Thursday, September 20, 2018

Book Review: A Long Line of Cakes by Deborah Wiles (2018)

A Long Line of Cakes is the fourth book in the Aurora County series by Deborah Wiles. Picking up immediately where book three, The Aurora County All-Stars, left off, the story begins with the Cakes family arriving in town. They are itinerant cake bakers, so they never stay in one place too long, but as soon as she sets foot in their new home, Emma Lane Cake, one of the five Cake kids, wishes she could make Aurora County her permanent address. Knowing she can't, however, and feeling heavy with the sadness of having said goodbye to many best friends in the past, Emma hesitates about making yet another new friend she will have to leave behind. But when Emma meets Ruby Lavender, she decides to put herself out there just one more time. Soon, the two girls hatch a plan that might help Emma's parents change their minds about moving so often.

I think of this author as Fannie Flagg for tweens. Each of the books of this series is so gentle, and the setting is so idyllic, that a reader can't help but feel a sense of cozy comfort when she is immersed in these stories. That said, for a fourth book of a series, published 11 long years after the third book, it assumes a lot of background knowledge on the part of the reader. I read the entire series for the first time in order to be ready for reading my ARC of this one, and it's a good thing I did. Had I not done so, I definitely would have been lost for much of the book. There are so many characters, and they share so many memories and traditions that the reader really can't appreciate the Cakes' love for Aurora County without understanding all of these details, most of which have been established by an earlier book and are only alluded to in this one. It felt like the book was trying both to tell a new story and to bring all of the previous stories to a satisfying conclusion at the same time, and it often felt like too big of a task.

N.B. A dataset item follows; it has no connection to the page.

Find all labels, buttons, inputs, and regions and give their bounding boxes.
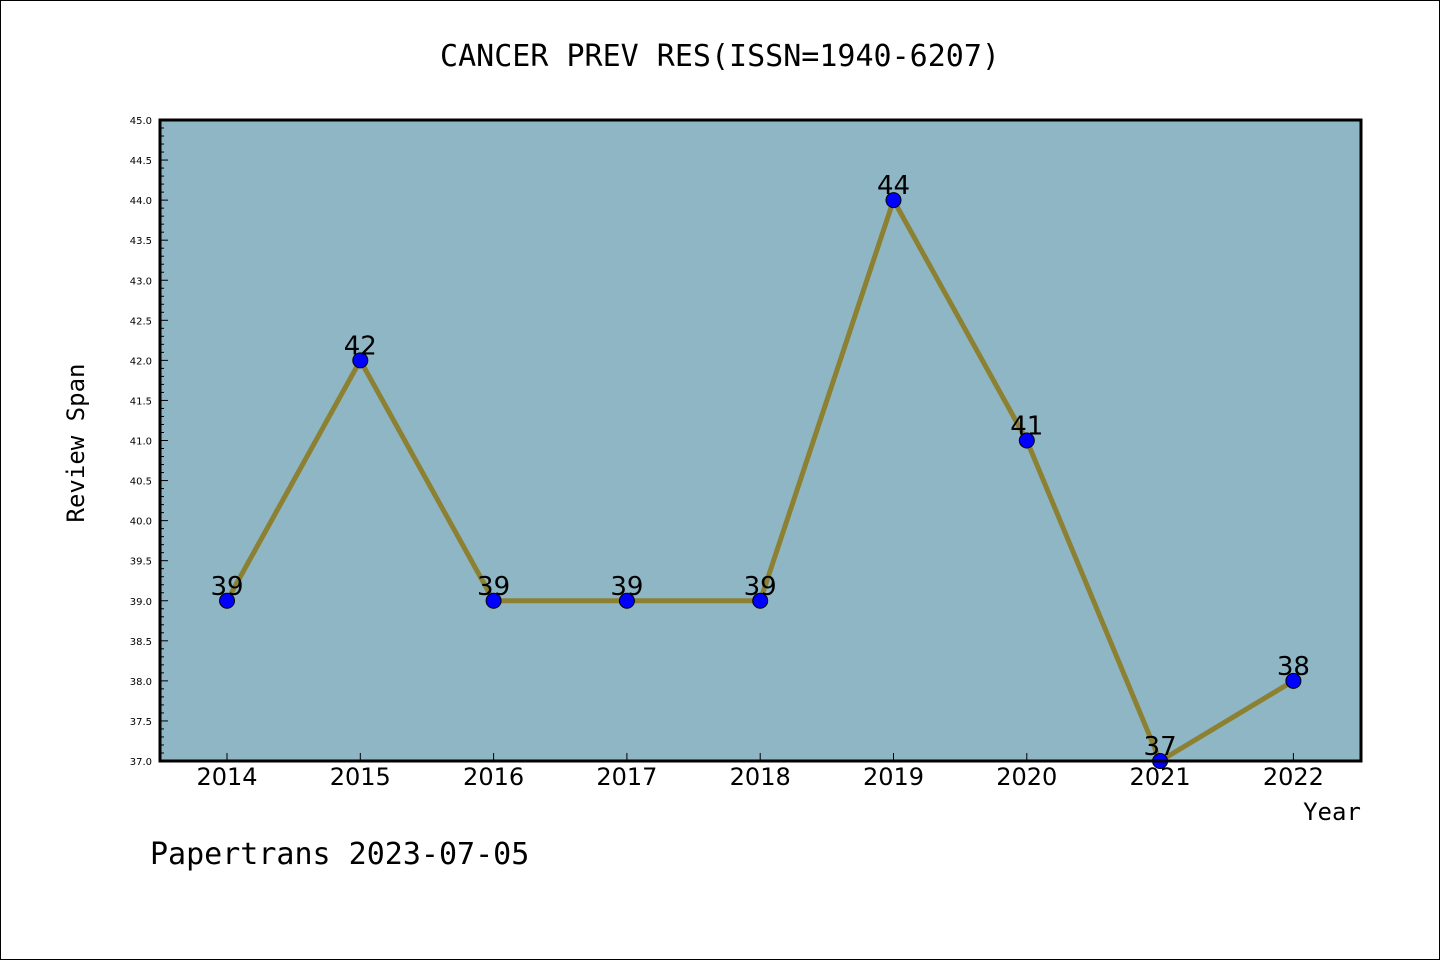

All that said, for fans of the series, or those willing to go back and read the earlier volumes, there is a lot to like about A Long Line of Cakes. Kids can relate to the importance of home and friendship and they will easily become invested in understanding Emma's father's long-forgotten connection to Aurora County. The way things are resolved is also very satisfying, especially for kids like I was, who crave uncomplicated happy endings and hate goodbyes. This was an okay read for me, and it definitely does not stand alone, but for the right child who has enjoyed the earlier books, it could become a favorite.